Fearing the adverse impact of the rules, many of the financial influencers, exchange founders have been rallying against such moves by the government. After the government announced that one loss can not be set off against another, Ashish Singhal, cofounder and CEO of CoinSwitch Kuber said, this move is detrimental for India’s crypto industry and the millions who have invested in this emerging asset class, according to a NDTV report.
Aditya Singh, cofounder of Crypto India, started a petition urging the government to reconsider and reduce crypto tax. The petition has gathered 1,03,544 signatures till date.
Crypto Industry contributes significantly to country in the form of providing Employment, FDI, GST, & tax revenues to the GOI. GOI should aim at bringing favourable crypto tax polices & encourage this industry not discourage it while mitigating the risks.#Reducecryptotax
— Aditya Singh (@CryptooAdy) April 8, 2022
The TDS Provision May Prove To Be More Detrimental For The Market
CoinDCX’s Thukral stated that they expect the real impact on trading volumes to come from the 1% TDS provision. CoinSwitch Kuber’s Singhal also echoed a similar sentiment on the provision.
“The high-frequency traders provide liquidity in the crypto market, enabling efficient buying and selling of assets. These traders operate on extremely thin margins, and locking up their capital with high TDS will restrict their ability to operate, lowering market liquidity and eventually impacting retail investors,” Singhal said.
While Praveen Kumar, founder and CEO of Belfrics Group believes it is quite premature to comment on the impact on traded volume based on the new tax rules, he also added that the uncertainty in the TDS rules has affected the market makers and the intra day traders.

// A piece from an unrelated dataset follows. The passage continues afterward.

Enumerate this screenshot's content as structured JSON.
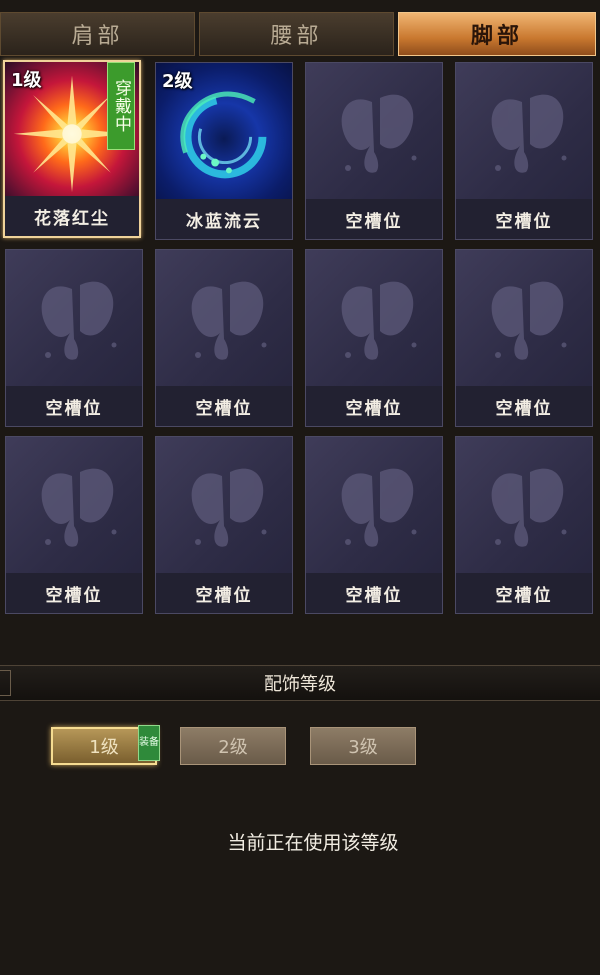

“There is still a lot of confusion pertaining to the TDS and the profit tax, which will affect the exchange volume in the long run,” Kumar said, claiming that there has been no change in the user registration for Belfrics.

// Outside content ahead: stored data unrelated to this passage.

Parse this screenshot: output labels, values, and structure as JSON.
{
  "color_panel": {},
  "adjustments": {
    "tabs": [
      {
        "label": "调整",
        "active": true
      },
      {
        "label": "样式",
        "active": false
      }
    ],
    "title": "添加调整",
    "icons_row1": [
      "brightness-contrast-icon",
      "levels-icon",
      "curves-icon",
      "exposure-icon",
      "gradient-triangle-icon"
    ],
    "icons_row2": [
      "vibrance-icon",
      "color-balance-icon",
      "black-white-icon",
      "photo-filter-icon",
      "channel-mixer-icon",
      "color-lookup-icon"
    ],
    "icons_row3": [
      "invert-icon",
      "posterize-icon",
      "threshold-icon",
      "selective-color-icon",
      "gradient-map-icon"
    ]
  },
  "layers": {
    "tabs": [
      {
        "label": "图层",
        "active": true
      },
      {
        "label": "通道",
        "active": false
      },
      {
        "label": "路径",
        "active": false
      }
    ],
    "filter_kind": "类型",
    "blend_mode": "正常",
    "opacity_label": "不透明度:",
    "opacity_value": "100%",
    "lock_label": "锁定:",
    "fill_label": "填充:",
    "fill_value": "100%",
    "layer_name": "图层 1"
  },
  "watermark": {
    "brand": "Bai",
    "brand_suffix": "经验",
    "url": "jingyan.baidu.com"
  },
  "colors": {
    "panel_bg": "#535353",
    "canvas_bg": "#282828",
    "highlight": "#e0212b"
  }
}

Will The New Tax Rules Drive Users To Decentralised Exchanges?
As retail investors may look out for other options, there are possibilities that they may opt for decentralised exchanges. These exchanges operate in a decentralised manner and allow the users to use peer-to-peer (P2P) transactions without any interference from a third party.
According to Kumar, it will take a few more weeks to assess the shift of volume from centralised exchanges to decentralised markets. Although centralised exchanges in India have created more buzz in India, decentralised exchanges such as Uniswap, Pancakeswap, Compound, have also attracted some traders. However, even amid the talks around stiff crypto taxes, international cryptocurrency exchange Coibase has made its crypto trading services available to users in India earlier this week.